Selon toujours l’IDHB, le Dr Sahabo aurait par la suite signé sa lettre de démission sous la pression des agents de ladite institution, avant d’être finalement déféré devant un magistrat le 16 mai.
De surcroît, les chercheurs de l’IDHB déplorent le fait que les hauts responsables de l’Etat, via les agents du Service National des Renseignements, décident qui peut faire des affaires judiciaires et qui ne le peut pas, et cela sans la moindre objection des magistrats.
A titre d’exemple, l’IDHB rappelle qu’après l’arrestation de l’avocate de Sahabo, Sandra Ndayizeye, par le Service des Renseignements burundais, le procureur a accusé l’avocate notamment de parler au nom de son client, lui privant ainsi de son droit le plus absolu, et qui ne constitue pas pourtant une infraction, comme le déclare toujours l’IDHB.
De même, l’IDHB fait savoir que d’autres avocats impliqués dans l’affaire ont reçu des menaces anonymes, les incitants à retirer leur contrat avec les principaux actionnaires de l’hôpital, après que Sandra Ndayizeye a révoqué les services qui le liaient à son client, le Dr Christophe Sahabo. Les spécialistes de l’organisation internationale IDHB dénoncent également le silence strictement exigée par le procureur à Sandra Ndayizeye, à Étienne Sahabo ainsi qu’à Joseph Bakanibona, en échange de la liberté provisoire offerte par ce magistrat a ces détenus le 7 octobre.

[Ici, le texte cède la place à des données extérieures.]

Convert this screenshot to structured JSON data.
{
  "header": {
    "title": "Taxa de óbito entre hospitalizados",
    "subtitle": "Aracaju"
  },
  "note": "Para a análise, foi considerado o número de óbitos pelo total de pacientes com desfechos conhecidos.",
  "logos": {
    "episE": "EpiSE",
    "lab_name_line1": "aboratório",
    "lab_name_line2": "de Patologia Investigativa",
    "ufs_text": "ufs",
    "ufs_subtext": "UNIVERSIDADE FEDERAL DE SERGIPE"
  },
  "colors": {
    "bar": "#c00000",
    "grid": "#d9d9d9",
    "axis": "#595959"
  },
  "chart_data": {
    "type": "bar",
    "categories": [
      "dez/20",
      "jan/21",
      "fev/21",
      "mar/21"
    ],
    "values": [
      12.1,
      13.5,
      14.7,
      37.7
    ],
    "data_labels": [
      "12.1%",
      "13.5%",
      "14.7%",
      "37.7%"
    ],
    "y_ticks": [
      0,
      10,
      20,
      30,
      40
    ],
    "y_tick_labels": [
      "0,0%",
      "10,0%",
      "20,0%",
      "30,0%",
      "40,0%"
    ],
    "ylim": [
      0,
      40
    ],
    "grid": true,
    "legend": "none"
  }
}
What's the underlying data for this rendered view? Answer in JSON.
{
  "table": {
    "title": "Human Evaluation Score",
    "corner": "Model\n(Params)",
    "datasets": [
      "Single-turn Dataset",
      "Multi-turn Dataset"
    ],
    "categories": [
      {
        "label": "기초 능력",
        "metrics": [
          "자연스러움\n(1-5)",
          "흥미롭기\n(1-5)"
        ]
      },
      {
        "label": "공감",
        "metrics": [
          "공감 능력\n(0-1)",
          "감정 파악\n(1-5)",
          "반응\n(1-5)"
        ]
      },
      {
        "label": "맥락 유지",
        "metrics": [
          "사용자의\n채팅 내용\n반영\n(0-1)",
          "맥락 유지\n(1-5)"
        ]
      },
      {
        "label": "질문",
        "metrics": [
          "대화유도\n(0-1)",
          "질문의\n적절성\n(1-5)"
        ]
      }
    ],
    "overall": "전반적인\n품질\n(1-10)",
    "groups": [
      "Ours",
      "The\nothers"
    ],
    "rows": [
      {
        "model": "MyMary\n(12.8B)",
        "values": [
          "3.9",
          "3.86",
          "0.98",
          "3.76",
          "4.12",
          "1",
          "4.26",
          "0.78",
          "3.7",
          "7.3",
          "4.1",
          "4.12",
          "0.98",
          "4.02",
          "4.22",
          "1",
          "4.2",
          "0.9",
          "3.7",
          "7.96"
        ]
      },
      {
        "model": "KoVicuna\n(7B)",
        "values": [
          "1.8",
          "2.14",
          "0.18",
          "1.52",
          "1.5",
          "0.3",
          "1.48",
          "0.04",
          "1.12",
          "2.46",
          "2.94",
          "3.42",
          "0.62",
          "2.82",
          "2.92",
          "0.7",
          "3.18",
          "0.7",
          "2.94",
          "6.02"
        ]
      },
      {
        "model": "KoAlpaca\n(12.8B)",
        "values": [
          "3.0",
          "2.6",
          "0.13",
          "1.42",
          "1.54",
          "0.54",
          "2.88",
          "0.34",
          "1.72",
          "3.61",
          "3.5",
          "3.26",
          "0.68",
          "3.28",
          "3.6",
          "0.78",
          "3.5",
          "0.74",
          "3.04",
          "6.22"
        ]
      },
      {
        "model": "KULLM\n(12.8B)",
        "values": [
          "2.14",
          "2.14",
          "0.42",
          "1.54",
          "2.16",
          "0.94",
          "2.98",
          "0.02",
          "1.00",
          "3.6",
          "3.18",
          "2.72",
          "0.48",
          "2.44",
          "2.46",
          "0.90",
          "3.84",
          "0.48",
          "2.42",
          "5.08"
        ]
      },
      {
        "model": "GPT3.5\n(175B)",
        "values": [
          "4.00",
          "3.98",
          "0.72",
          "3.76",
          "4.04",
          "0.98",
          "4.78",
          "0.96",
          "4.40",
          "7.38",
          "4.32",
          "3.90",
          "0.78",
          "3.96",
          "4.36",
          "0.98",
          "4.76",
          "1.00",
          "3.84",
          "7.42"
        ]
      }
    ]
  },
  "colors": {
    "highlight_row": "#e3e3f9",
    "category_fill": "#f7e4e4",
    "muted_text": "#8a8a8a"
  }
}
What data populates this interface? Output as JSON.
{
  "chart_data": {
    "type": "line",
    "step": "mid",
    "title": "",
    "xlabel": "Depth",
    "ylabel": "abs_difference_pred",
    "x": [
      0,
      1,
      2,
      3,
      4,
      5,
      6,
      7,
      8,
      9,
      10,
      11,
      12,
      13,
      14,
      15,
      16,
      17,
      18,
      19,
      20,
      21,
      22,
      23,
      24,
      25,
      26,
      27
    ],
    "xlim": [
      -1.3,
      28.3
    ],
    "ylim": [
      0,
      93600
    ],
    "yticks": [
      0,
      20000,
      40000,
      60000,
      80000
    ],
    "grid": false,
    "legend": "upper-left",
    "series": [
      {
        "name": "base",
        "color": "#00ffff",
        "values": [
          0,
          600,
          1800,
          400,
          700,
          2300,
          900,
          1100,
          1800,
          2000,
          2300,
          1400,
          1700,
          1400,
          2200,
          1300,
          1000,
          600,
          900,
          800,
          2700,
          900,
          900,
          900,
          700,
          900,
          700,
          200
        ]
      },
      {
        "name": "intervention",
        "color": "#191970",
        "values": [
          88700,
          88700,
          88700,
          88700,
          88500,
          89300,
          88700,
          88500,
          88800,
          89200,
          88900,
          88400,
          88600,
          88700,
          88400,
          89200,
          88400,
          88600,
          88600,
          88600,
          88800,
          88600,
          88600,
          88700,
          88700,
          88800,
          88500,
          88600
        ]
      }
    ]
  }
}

L’IDHB s’inquiète qu’après tout ce qui s’est passé, d’autres avocats pourraient hésiter à prendre en charge le dossier du Dr Sahabo, portant ainsi atteinte à son droit à la défense et à désigner un avocat de son choix.
En définitive, les spécialistes œuvrant au sein de l’IDHB ainsi que différents observateurs concertés par cette organisation se demandent si Evariste Ndayishimiye devrait continuer à protéger les puissants responsables de l’Etat impliqués dans les violations de la loi qui ont caractérisé le dossier du Dr Christophe Sahabo.